Half-open：发一个探针；成功 → closed，失败 → open 且冷却时间加长。
通过 dashboard 横幅 + 邮件告知客户。Stripe 就这么做。

Anthropic 细节

Anthropic 批处理 webhook（例如 Message Batches API 完成通知）用类似的每端点熔断器。批完成事件可能提交数小时后才到，平台必须长久持状态——关系存储（Postgres）优于短 TTL 队列。

OpenAI 细节

OpenAI 微调与文件处理 webhook 用签名 HMAC header 与 X-OpenAI-Delivery id。文档重试：最长 72 小时。建议客户先验证签名再做数据库工作——顺序是 verify → 按 event id 去重 → 处理。

安全、可观测性、面试清单

安全

HMAC 签名：X-Signature: t=<ts>,v1=hex(HMAC_SHA256(secret, ts + "." + body))。含时间戳防重放，>5 分钟拒绝。
只走 TLS——绝不明文 POST secret。
IP 白名单：公开出口 IP，让客户防火墙放行。
密钥轮转：双 secret 24h 窗口，过期后旧 secret 失效。

可观测性

每端点仪表板：成功率、p50/p95/p99 延迟、尝试直方图、DLQ 数、距上次成功时间。也暴露给客户，能省你不少工单。全局 SLO：>99.9% 事件在创建后 5 分钟内投递。

反模式

在事件生产方同步投递。结账流程绝不应该阻塞在 POST 客户端点。永远入队。
单个全局 FIFO 队列。一个慢客户 = 全员慢。按 endpoint_id 分区。
重试 4xx。端点说 400 = 你 JSON 错了，重试不会修。
没有超时上限。
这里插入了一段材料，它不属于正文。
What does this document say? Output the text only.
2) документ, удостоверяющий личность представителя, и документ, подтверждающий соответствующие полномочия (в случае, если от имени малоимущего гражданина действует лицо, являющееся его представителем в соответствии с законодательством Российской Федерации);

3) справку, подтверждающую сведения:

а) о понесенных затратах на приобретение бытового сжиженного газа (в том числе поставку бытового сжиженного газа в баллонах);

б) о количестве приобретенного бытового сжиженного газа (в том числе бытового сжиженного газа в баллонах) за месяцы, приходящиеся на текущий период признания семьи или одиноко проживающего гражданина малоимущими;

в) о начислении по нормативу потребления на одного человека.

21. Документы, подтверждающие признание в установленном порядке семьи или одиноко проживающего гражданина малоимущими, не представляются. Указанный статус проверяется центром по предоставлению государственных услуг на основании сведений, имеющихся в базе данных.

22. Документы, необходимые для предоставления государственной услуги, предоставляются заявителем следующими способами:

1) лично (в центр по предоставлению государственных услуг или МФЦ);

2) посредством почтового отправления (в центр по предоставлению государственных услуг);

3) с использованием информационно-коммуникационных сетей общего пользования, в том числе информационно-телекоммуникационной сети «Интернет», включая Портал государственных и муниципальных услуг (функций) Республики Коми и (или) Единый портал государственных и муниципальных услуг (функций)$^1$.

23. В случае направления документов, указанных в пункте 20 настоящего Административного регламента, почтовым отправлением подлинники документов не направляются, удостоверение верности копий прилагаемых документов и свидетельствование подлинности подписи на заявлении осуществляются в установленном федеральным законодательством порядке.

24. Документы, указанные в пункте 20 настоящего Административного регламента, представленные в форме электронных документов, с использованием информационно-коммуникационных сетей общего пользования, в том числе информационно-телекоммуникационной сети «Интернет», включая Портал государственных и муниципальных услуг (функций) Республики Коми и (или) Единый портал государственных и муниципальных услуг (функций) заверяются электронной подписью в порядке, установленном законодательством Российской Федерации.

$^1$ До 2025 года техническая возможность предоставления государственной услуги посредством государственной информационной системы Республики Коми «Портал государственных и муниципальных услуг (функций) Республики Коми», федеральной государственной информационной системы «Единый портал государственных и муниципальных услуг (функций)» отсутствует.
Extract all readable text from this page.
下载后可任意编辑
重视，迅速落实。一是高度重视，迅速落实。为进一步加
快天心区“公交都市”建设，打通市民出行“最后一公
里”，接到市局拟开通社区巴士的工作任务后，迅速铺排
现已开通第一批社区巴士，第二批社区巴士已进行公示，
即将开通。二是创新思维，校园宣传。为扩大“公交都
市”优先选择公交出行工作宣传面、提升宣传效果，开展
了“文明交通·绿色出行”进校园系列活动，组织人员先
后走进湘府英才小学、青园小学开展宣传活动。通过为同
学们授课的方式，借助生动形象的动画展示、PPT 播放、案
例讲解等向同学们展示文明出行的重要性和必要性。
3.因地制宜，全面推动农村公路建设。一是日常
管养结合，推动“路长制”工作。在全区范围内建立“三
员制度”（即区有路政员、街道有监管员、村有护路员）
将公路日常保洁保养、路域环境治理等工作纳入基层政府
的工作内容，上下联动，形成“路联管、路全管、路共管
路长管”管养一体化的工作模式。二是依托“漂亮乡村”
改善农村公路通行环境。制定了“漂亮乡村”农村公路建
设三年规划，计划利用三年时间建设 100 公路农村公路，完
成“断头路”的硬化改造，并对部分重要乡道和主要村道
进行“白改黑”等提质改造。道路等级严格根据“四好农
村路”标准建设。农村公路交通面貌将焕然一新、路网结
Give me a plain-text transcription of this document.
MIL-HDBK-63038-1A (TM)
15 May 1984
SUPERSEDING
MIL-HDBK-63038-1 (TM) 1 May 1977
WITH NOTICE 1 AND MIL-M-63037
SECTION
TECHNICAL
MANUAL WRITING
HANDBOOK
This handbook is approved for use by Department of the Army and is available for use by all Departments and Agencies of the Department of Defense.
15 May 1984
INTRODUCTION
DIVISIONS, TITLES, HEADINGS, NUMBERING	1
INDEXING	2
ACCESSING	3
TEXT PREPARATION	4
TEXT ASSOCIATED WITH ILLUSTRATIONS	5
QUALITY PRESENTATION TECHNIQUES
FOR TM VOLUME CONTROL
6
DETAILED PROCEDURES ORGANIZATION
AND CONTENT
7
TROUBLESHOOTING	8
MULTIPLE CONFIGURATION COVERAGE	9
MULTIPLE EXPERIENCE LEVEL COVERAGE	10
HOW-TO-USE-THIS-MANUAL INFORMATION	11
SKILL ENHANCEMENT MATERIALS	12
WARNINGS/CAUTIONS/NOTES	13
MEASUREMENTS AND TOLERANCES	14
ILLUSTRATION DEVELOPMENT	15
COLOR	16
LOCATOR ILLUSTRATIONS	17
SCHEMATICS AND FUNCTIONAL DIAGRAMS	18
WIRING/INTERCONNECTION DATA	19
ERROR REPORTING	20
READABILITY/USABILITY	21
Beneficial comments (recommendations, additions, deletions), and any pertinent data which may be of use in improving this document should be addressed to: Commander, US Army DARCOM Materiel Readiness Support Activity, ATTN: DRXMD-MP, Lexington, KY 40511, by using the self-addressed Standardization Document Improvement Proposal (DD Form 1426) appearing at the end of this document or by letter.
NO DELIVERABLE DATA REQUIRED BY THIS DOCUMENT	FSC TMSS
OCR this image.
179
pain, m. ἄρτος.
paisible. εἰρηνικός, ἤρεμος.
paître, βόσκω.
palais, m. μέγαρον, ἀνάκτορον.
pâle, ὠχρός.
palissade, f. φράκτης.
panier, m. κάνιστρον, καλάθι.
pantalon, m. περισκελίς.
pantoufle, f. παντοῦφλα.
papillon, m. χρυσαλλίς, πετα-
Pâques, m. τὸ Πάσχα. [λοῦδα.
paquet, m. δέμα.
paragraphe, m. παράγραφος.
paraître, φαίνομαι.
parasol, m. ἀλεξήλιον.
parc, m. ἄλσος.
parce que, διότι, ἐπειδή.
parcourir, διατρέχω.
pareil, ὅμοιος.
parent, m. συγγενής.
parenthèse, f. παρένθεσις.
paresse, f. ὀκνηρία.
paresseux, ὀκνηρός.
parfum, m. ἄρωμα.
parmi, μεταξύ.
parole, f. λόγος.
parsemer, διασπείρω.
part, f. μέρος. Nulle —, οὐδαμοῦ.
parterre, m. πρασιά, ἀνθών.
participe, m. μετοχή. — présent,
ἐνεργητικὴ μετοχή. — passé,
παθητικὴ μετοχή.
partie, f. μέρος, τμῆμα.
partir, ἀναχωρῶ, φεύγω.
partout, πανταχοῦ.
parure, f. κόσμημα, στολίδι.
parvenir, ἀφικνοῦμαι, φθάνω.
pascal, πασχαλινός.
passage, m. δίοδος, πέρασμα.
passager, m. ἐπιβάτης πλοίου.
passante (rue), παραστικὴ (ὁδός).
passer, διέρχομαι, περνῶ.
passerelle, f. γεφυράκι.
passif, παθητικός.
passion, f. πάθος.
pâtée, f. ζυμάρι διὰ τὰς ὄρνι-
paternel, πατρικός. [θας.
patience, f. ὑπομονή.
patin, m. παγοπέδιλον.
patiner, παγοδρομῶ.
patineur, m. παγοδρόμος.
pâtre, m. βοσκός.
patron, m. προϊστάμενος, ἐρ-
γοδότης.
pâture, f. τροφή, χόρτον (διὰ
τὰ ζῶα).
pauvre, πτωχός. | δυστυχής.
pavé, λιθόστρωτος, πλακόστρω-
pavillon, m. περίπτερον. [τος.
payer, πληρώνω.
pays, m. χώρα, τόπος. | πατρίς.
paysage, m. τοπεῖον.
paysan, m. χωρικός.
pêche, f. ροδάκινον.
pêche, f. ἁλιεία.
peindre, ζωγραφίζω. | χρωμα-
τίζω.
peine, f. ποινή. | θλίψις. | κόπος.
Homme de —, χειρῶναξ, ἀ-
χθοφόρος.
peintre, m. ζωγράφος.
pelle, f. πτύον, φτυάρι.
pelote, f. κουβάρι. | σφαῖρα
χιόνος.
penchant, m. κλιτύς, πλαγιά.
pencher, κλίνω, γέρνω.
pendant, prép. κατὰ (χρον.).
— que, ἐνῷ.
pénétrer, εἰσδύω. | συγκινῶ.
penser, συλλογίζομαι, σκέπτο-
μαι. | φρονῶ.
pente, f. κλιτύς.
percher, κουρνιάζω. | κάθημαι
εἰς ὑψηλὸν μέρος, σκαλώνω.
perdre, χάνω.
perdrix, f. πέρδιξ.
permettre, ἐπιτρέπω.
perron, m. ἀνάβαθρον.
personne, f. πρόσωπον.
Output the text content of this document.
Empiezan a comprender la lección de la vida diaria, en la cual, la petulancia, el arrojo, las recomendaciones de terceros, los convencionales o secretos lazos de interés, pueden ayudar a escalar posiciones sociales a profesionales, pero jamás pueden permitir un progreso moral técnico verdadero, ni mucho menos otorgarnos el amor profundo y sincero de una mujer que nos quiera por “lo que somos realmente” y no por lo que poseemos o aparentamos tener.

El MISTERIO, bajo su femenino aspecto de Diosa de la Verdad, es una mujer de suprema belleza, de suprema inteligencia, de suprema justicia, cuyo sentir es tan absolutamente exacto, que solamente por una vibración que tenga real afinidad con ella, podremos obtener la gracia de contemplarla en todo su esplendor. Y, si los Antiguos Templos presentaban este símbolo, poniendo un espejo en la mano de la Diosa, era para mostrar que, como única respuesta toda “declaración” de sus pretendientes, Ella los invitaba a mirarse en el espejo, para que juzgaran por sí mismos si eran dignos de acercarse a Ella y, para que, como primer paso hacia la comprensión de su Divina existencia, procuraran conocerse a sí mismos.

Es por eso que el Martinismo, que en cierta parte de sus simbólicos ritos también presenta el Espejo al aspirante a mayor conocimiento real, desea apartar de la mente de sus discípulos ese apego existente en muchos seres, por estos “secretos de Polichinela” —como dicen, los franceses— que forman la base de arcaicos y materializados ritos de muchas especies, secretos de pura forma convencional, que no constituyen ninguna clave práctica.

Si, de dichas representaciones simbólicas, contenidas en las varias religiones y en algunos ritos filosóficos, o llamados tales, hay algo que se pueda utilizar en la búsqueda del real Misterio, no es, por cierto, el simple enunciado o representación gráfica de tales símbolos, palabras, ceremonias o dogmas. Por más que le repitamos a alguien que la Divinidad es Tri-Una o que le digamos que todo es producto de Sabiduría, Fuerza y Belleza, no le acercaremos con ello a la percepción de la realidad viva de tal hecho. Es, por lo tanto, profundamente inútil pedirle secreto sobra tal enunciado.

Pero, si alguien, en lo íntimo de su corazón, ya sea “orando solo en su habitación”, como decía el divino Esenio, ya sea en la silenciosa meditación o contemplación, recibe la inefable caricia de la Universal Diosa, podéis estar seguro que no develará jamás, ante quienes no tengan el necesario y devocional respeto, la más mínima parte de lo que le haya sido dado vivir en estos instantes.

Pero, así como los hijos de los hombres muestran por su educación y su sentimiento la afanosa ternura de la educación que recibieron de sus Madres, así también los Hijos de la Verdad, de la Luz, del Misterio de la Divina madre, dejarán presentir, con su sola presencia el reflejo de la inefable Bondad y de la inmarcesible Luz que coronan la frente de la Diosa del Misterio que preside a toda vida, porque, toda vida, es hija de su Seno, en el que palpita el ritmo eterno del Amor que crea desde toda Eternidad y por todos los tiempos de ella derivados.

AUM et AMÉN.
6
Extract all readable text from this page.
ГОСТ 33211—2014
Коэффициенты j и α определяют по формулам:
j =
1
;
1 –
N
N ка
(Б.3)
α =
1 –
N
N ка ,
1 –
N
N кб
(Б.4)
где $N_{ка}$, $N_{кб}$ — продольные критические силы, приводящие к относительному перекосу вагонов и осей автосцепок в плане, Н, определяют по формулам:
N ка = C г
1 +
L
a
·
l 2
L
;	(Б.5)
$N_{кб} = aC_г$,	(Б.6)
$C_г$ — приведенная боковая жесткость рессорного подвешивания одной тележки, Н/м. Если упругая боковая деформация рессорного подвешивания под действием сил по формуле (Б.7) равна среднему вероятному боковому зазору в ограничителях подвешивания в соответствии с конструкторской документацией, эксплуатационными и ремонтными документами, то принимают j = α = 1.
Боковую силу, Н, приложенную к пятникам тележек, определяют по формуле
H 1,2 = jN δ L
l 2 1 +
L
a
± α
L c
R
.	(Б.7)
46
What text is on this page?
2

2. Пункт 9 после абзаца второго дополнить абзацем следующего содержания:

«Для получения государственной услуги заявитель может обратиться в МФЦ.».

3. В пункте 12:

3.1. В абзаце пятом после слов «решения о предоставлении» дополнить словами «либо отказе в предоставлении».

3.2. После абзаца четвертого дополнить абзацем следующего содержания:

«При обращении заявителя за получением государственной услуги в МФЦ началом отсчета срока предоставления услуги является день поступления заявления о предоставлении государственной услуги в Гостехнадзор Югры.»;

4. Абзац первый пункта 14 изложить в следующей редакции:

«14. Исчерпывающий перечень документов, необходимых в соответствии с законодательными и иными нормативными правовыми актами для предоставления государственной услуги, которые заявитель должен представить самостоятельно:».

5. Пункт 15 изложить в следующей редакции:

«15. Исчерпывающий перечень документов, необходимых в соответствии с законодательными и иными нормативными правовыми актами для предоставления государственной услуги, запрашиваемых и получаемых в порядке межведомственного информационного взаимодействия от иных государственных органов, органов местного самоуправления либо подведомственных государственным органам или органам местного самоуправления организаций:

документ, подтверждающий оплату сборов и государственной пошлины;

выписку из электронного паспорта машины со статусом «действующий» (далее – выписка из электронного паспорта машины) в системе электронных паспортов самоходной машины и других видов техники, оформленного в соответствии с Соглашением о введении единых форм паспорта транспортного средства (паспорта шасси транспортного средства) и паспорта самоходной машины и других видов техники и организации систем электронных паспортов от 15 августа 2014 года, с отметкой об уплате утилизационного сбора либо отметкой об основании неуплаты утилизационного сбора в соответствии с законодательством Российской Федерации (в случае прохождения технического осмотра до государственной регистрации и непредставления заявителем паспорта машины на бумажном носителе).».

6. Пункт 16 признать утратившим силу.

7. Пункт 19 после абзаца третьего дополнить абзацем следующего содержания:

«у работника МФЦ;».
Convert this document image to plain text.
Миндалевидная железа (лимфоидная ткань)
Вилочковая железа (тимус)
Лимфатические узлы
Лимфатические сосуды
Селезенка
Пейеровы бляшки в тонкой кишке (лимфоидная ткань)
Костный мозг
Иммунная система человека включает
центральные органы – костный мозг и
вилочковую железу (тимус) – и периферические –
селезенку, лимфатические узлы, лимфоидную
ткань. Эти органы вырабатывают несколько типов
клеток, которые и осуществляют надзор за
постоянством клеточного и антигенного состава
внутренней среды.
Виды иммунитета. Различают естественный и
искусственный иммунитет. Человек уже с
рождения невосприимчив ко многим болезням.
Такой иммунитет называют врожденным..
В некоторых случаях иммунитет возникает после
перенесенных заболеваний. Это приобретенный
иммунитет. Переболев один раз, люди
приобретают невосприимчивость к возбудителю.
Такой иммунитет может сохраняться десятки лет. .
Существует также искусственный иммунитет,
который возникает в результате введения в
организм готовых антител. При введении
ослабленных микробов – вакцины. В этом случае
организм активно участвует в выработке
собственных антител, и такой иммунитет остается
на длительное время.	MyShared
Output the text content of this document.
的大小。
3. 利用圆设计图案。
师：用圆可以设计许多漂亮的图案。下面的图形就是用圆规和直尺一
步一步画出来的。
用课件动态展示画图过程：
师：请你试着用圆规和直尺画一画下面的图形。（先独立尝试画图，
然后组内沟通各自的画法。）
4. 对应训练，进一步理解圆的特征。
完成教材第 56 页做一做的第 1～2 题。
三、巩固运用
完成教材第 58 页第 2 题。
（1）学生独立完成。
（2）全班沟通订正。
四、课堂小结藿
挂起端点阻塞 worker 60s，你在流血。用 15-30s 超时。
没有 DLQ 回放 UI。客户凌晨 3 点打你值班电话求重投昨天的事件。

白板清单：producer → 投递存储 + 调度；按 endpoint_id 分区队列；worker 加 HMAC 与 15s 超时；重试状态机（指数退避 + full jitter + 72h 上限）；event.id 与 Webhook-ID 幂等；每端点熔断；带回放 UI 的 DLQ；每端点可观测。